Le Prof. Dr Sven Streit, médecin de famille à Konolfingen et responsable de la médecine de premier recours interprofessionnelle à l’Institut bernois de médecine de famille (BIHAM), est du même avis. Il ne serait pas pertinent d’enseigner à l’ensemble des patientes et patients les critères du sepsis, estime-t-il. «Dans notre cabinet, nous repérons par exemple tous les sujets immunosupprimés. S’ils appellent pour signaler une forte fièvre, nous le consignons dès le premier jour dans leur dossier.
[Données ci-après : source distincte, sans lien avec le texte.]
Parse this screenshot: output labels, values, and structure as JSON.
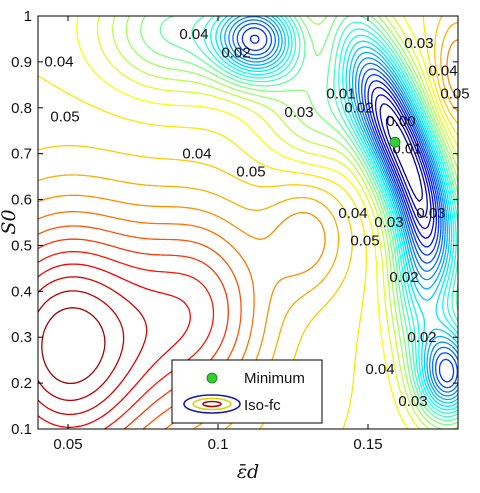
{
  "chart_data": {
    "type": "contour",
    "xlabel": "ε̄d",
    "ylabel": "S0",
    "xlim": [
      0.04,
      0.18
    ],
    "ylim": [
      0.1,
      1.0
    ],
    "x_ticks": [
      "0.05",
      "0.1",
      "0.15"
    ],
    "y_ticks": [
      "0.1",
      "0.2",
      "0.3",
      "0.4",
      "0.5",
      "0.6",
      "0.7",
      "0.8",
      "0.9",
      "1"
    ],
    "grid": false,
    "colormap": "jet",
    "contour_labels": [
      {
        "text": "0.04",
        "x": 0.047,
        "y": 0.89
      },
      {
        "text": "0.04",
        "x": 0.092,
        "y": 0.95
      },
      {
        "text": "0.02",
        "x": 0.106,
        "y": 0.91
      },
      {
        "text": "0.05",
        "x": 0.049,
        "y": 0.77
      },
      {
        "text": "0.03",
        "x": 0.127,
        "y": 0.78
      },
      {
        "text": "0.04",
        "x": 0.093,
        "y": 0.69
      },
      {
        "text": "0.05",
        "x": 0.111,
        "y": 0.65
      },
      {
        "text": "0.02",
        "x": 0.147,
        "y": 0.79
      },
      {
        "text": "0.01",
        "x": 0.141,
        "y": 0.82
      },
      {
        "text": "0.03",
        "x": 0.167,
        "y": 0.93
      },
      {
        "text": "0.04",
        "x": 0.175,
        "y": 0.87
      },
      {
        "text": "0.05",
        "x": 0.179,
        "y": 0.82
      },
      {
        "text": "0.00",
        "x": 0.161,
        "y": 0.76
      },
      {
        "text": "0.04",
        "x": 0.145,
        "y": 0.56
      },
      {
        "text": "0.05",
        "x": 0.149,
        "y": 0.5
      },
      {
        "text": "0.03",
        "x": 0.157,
        "y": 0.54
      },
      {
        "text": "0.01",
        "x": 0.163,
        "y": 0.7
      },
      {
        "text": "0.03",
        "x": 0.171,
        "y": 0.56
      },
      {
        "text": "0.02",
        "x": 0.162,
        "y": 0.42
      },
      {
        "text": "0.02",
        "x": 0.168,
        "y": 0.29
      },
      {
        "text": "0.04",
        "x": 0.154,
        "y": 0.22
      },
      {
        "text": "0.03",
        "x": 0.165,
        "y": 0.15
      }
    ],
    "minimum": {
      "x": 0.159,
      "y": 0.725
    },
    "legend": {
      "position": "bottom-center",
      "entries": [
        "Minimum",
        "Iso-fc"
      ]
    },
    "colors": {
      "minimum_marker": "#33cc33",
      "low": "#00008f",
      "high": "#8f0000"
    }
  }
}
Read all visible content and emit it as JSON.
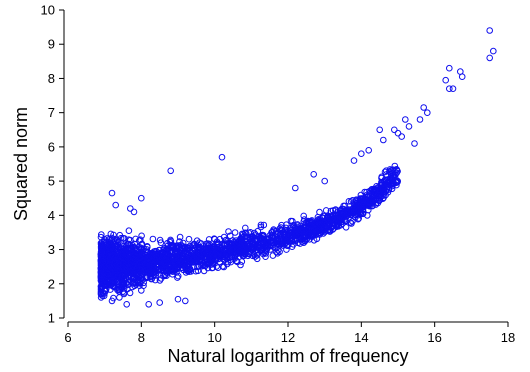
{
  "chart_data": {
    "type": "scatter",
    "title": "",
    "xlabel": "Natural logarithm of frequency",
    "ylabel": "Squared norm",
    "xlim": [
      6,
      18
    ],
    "ylim": [
      1,
      10
    ],
    "xticks": [
      6,
      8,
      10,
      12,
      14,
      16,
      18
    ],
    "yticks": [
      1,
      2,
      3,
      4,
      5,
      6,
      7,
      8,
      9,
      10
    ],
    "grid": false,
    "marker": "open-circle",
    "color": "#1010ee",
    "trend_series": {
      "x": [
        6.9,
        7.5,
        8.0,
        8.5,
        9.0,
        9.5,
        10.0,
        10.5,
        11.0,
        11.5,
        12.0,
        12.5,
        13.0,
        13.5,
        14.0,
        14.5,
        15.0
      ],
      "y_center": [
        2.5,
        2.55,
        2.6,
        2.65,
        2.72,
        2.8,
        2.9,
        3.0,
        3.12,
        3.25,
        3.4,
        3.55,
        3.75,
        4.0,
        4.3,
        4.7,
        5.2
      ],
      "y_spread": [
        0.75,
        0.7,
        0.6,
        0.5,
        0.45,
        0.42,
        0.4,
        0.4,
        0.38,
        0.36,
        0.35,
        0.33,
        0.32,
        0.32,
        0.33,
        0.35,
        0.4
      ]
    },
    "points": [
      {
        "x": 17.5,
        "y": 9.4
      },
      {
        "x": 17.6,
        "y": 8.8
      },
      {
        "x": 17.5,
        "y": 8.6
      },
      {
        "x": 16.7,
        "y": 8.2
      },
      {
        "x": 16.75,
        "y": 8.05
      },
      {
        "x": 16.4,
        "y": 8.3
      },
      {
        "x": 16.3,
        "y": 7.95
      },
      {
        "x": 16.5,
        "y": 7.7
      },
      {
        "x": 16.4,
        "y": 7.7
      },
      {
        "x": 15.7,
        "y": 7.15
      },
      {
        "x": 15.8,
        "y": 7.0
      },
      {
        "x": 15.6,
        "y": 6.8
      },
      {
        "x": 15.2,
        "y": 6.8
      },
      {
        "x": 15.3,
        "y": 6.6
      },
      {
        "x": 15.0,
        "y": 6.4
      },
      {
        "x": 14.9,
        "y": 6.5
      },
      {
        "x": 15.1,
        "y": 6.3
      },
      {
        "x": 14.5,
        "y": 6.5
      },
      {
        "x": 14.6,
        "y": 6.2
      },
      {
        "x": 15.45,
        "y": 6.1
      },
      {
        "x": 10.2,
        "y": 5.7
      },
      {
        "x": 8.8,
        "y": 5.3
      },
      {
        "x": 8.0,
        "y": 4.5
      },
      {
        "x": 7.2,
        "y": 4.65
      },
      {
        "x": 7.3,
        "y": 4.3
      },
      {
        "x": 7.7,
        "y": 4.2
      },
      {
        "x": 7.8,
        "y": 4.1
      },
      {
        "x": 12.7,
        "y": 5.2
      },
      {
        "x": 13.0,
        "y": 5.0
      },
      {
        "x": 12.2,
        "y": 4.8
      },
      {
        "x": 13.8,
        "y": 5.6
      },
      {
        "x": 14.2,
        "y": 5.9
      },
      {
        "x": 14.0,
        "y": 5.8
      },
      {
        "x": 9.2,
        "y": 1.5
      },
      {
        "x": 9.0,
        "y": 1.55
      },
      {
        "x": 8.2,
        "y": 1.4
      },
      {
        "x": 7.6,
        "y": 1.4
      },
      {
        "x": 8.5,
        "y": 1.45
      },
      {
        "x": 7.2,
        "y": 1.5
      }
    ]
  }
}
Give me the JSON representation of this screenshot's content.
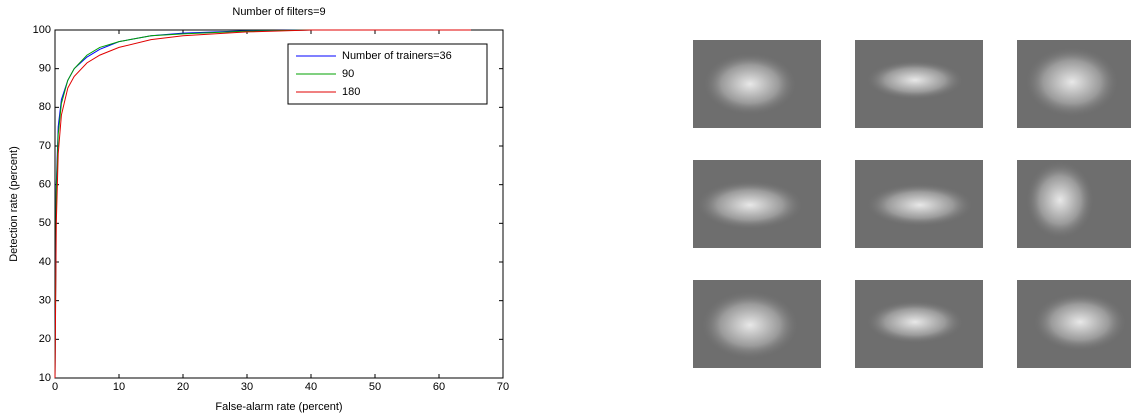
{
  "chart_data": {
    "type": "line",
    "title": "Number of filters=9",
    "x_label": "False-alarm rate (percent)",
    "y_label": "Detection rate (percent)",
    "x": [
      0,
      0.2,
      0.5,
      1,
      2,
      3,
      5,
      7,
      10,
      15,
      20,
      30,
      40,
      65
    ],
    "series": [
      {
        "name": "Number of trainers=36",
        "color": "#0000ff",
        "values": [
          10,
          60,
          75,
          82,
          87,
          90,
          93,
          95,
          97,
          98.5,
          99.2,
          99.8,
          100,
          100
        ]
      },
      {
        "name": "90",
        "color": "#00a000",
        "values": [
          10,
          58,
          73,
          81,
          87,
          90,
          93.5,
          95.5,
          97,
          98.5,
          99,
          99.7,
          100,
          100
        ]
      },
      {
        "name": "180",
        "color": "#e00000",
        "values": [
          10,
          50,
          68,
          78,
          85,
          88,
          91.5,
          93.5,
          95.5,
          97.5,
          98.5,
          99.5,
          100,
          100
        ]
      }
    ],
    "xlim": [
      0,
      70
    ],
    "xticks": [
      0,
      10,
      20,
      30,
      40,
      50,
      60,
      70
    ],
    "ylim": [
      10,
      100
    ],
    "yticks": [
      10,
      20,
      30,
      40,
      50,
      60,
      70,
      80,
      90,
      100
    ],
    "legend": "upper right",
    "grid": false
  }
}
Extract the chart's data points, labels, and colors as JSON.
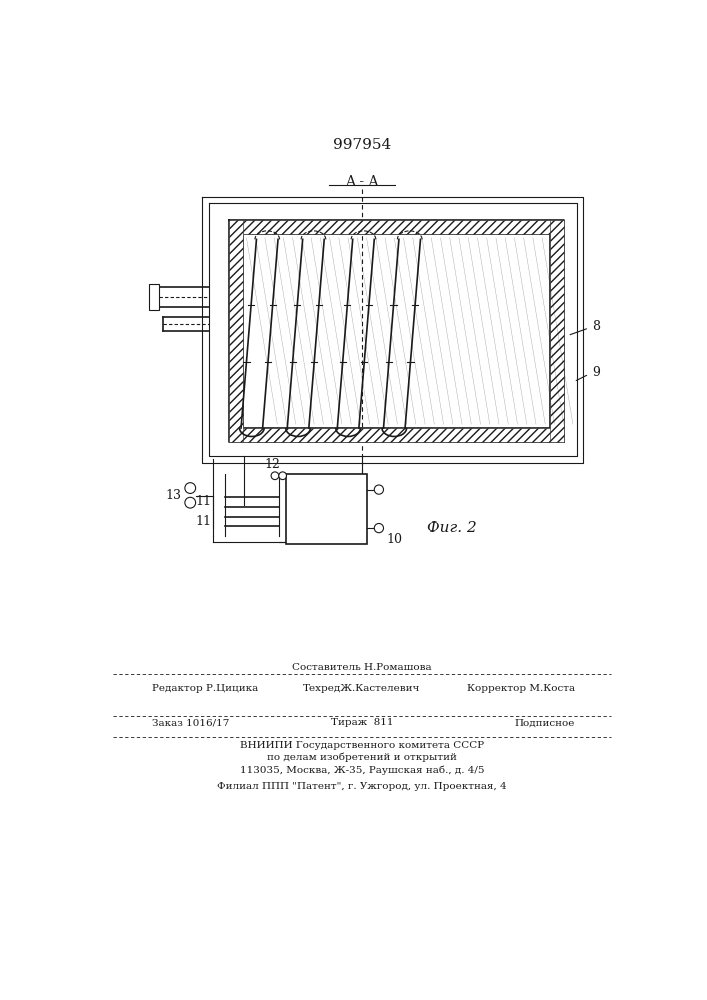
{
  "patent_number": "997954",
  "fig_label": "Фиг. 2",
  "section_label": "A - A",
  "footer": {
    "line1_left": "Редактор Р.Цицика",
    "line1_center": "Составитель Н.Ромашова",
    "line2_center": "ТехредЖ.Кастелевич",
    "line2_right": "Корректор М.Коста",
    "line3_left": "Заказ 1016/17",
    "line3_center": "Тираж  811",
    "line3_right": "Подписное",
    "line4": "ВНИИПИ Государственного комитета СССР",
    "line5": "по делам изобретений и открытий",
    "line6": "113035, Москва, Ж-35, Раушская наб., д. 4/5",
    "line7": "Филиал ППП \"Патент\", г. Ужгород, ул. Проектная, 4"
  },
  "bg_color": "#ffffff",
  "line_color": "#1a1a1a"
}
Et nous les invitons, en cas de symptômes tels que forte fièvre, vertiges ou fatigue intense, à se rendre à l’hôpital plutôt trop tôt que trop tard.»
Le sepsis n’est pas une pathologie quotidienne en médecine de famille, précise Sven Streit. Il recommande donc aux médecins de famille de suivre des formations initiales et continues pour apprendre à connaître l’évolution du syndrome et à le détecter suffisamment tôt. Lui-même s’est formé à la clinique universitaire de médecine interne générale. «En tant que médecin de famille, cette expérience précieuse me sert énormément.»
Il est par ailleurs essentiel pour Sven Streit d’avoir une équipe prête à réagir rapidement en cas d’urgence. Lui-même organise chaque année dans son cabinet une formation interprofessionnelle aux urgences pour les malades en situation critique. Tous les gestes doivent être précis – car en cas de sepsis, chaque minute compte.